Пока коллеги с интересом исследовали новое пристанище Осенева, Маша на пару
– Димка, сядь!
Он отложил нож и буквально рухнул на мягкий уголок.
– Не могу, - выдавил хрипло.
– Вижу, не слепая. Я понимаю, тебе муторно оставаться одному, так ехал бы на квартиру или к матери. Какого черта ты приволок сюда наш "тимуровский отряд"? И что, в принципе, такого страшного произошло? Что-о?!! Да пойми: что она ра-бо-та-ет! Ее ох-ра-ня-ют!
– Тех тоже охраняли.
– Тьфу ты!
– не сдержалась она.
– Да кто их охранял? Сам говорил, если и с ментами накладка выйдет, Мавр и Кассандра ее обязательно защитят. Давай, Димыч, выпьем по маленькой, а?
Он кивнул, соглашаясь. Маша, неумело скрутив пробку на бутылке с "Пшеничной", плеснула в две чайные чашки.
– Ты ведь не пьешь водку, - Осенев с удивлением заметил, что чашки наполнены почти наполовину.
– Один раз в год и баллистическая ракета летает. За твою Аглаю!
– она лихо опрокинула чашку и выпила до дна крупными глотками. И тотчас начала судорожно хватать ртом воздух.
– Осенев, закусь дай!
– загробным, хриплым басом выдавила Машуня, покрываясь красными пятнами.
Держа свою порцию невыпитой в руке, другой Осенев принялся лихорадочно запихивать ей в рот ветки укропа и петрушки. Машка скривилась и с отвращением выплюнула зелень в мусорное ведро.

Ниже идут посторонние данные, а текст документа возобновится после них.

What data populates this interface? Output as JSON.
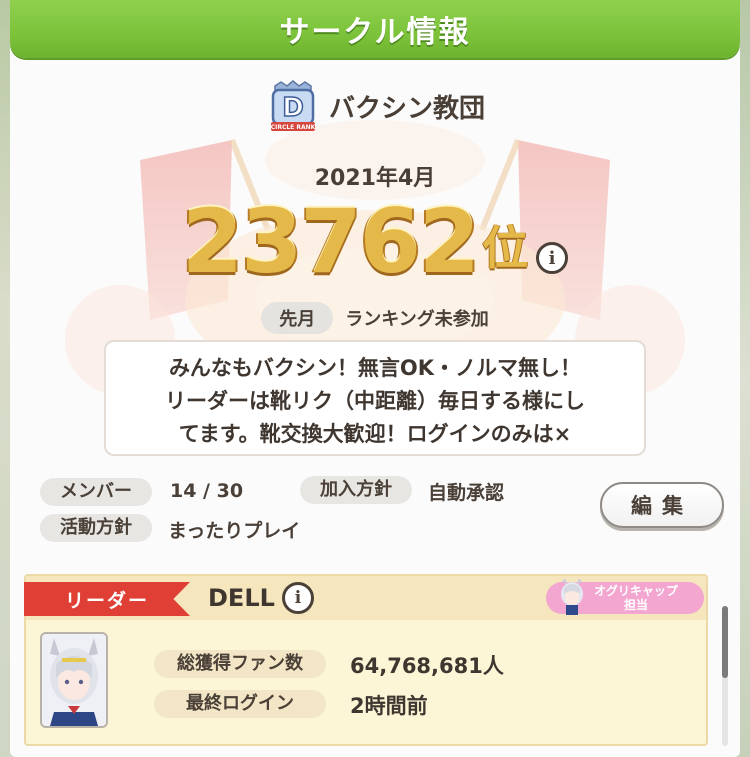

– Димыч, блин, ты шо, не русский?!!
– тем же хриплым басом рявкнула она.
– Я тебе не лошадь Прживальского. Шо ты мне траву суешь? Огурец соленый дай! Ты еще за жену не выпил?!!
Димка машинально выполнил ее команду, почти не почувствовав обжигающе-горячую жидкость. Михайлова протянула ему наколотый на вилку огурец.
– У-ух!
– перевела она дух и неожиданно засмеялась: - Ты посмотри, как мы в свою тару вцепились, не оторвешь. Красивые чашки, - она в упор взглянула на Дмитрия.
– Загадывай желание. Не жалко будет грохнуть за Аглаю?
Он на миг закрыл глаза и тут же их открыл. В них горел неиссякаемый азарт.
– Все, загадал. Бьем?
Они разом размахнулись и... разбилась лишь одна чашка. Та, что была в руках Осенева непостижимым образом отскочила от пола и плюхнулась в миску с водой, из которой обычно пил Мавр. Маша завороженно смотрела, как Димка медленно достает чашку из миски, старательно стряхивает с нее капли воды и осторожно ставит на подоконник распахнутого настежь окна.
– Ты разбила мою. Из этой всегда пила Аглая, - бесцветным голосом проговорил он.
Она увидела в его глазах знакомый ей бездонный провал - нечеловеческую тоску. А в комнатах дома играла музыка, слышался веселый смех и обрывки разговоров редакционных коллег. Чтобы исключить ненужные разговоры, Дмитрий сказал им, что Аглая на время уехала, не объясняя причин, о которых, впрочем, никто из чувства деликатности и не стал допытываться. Правду знала одна Михайлова. Теперь они стояли друг против друга и не знали, что делать, что говорить и как себя вести.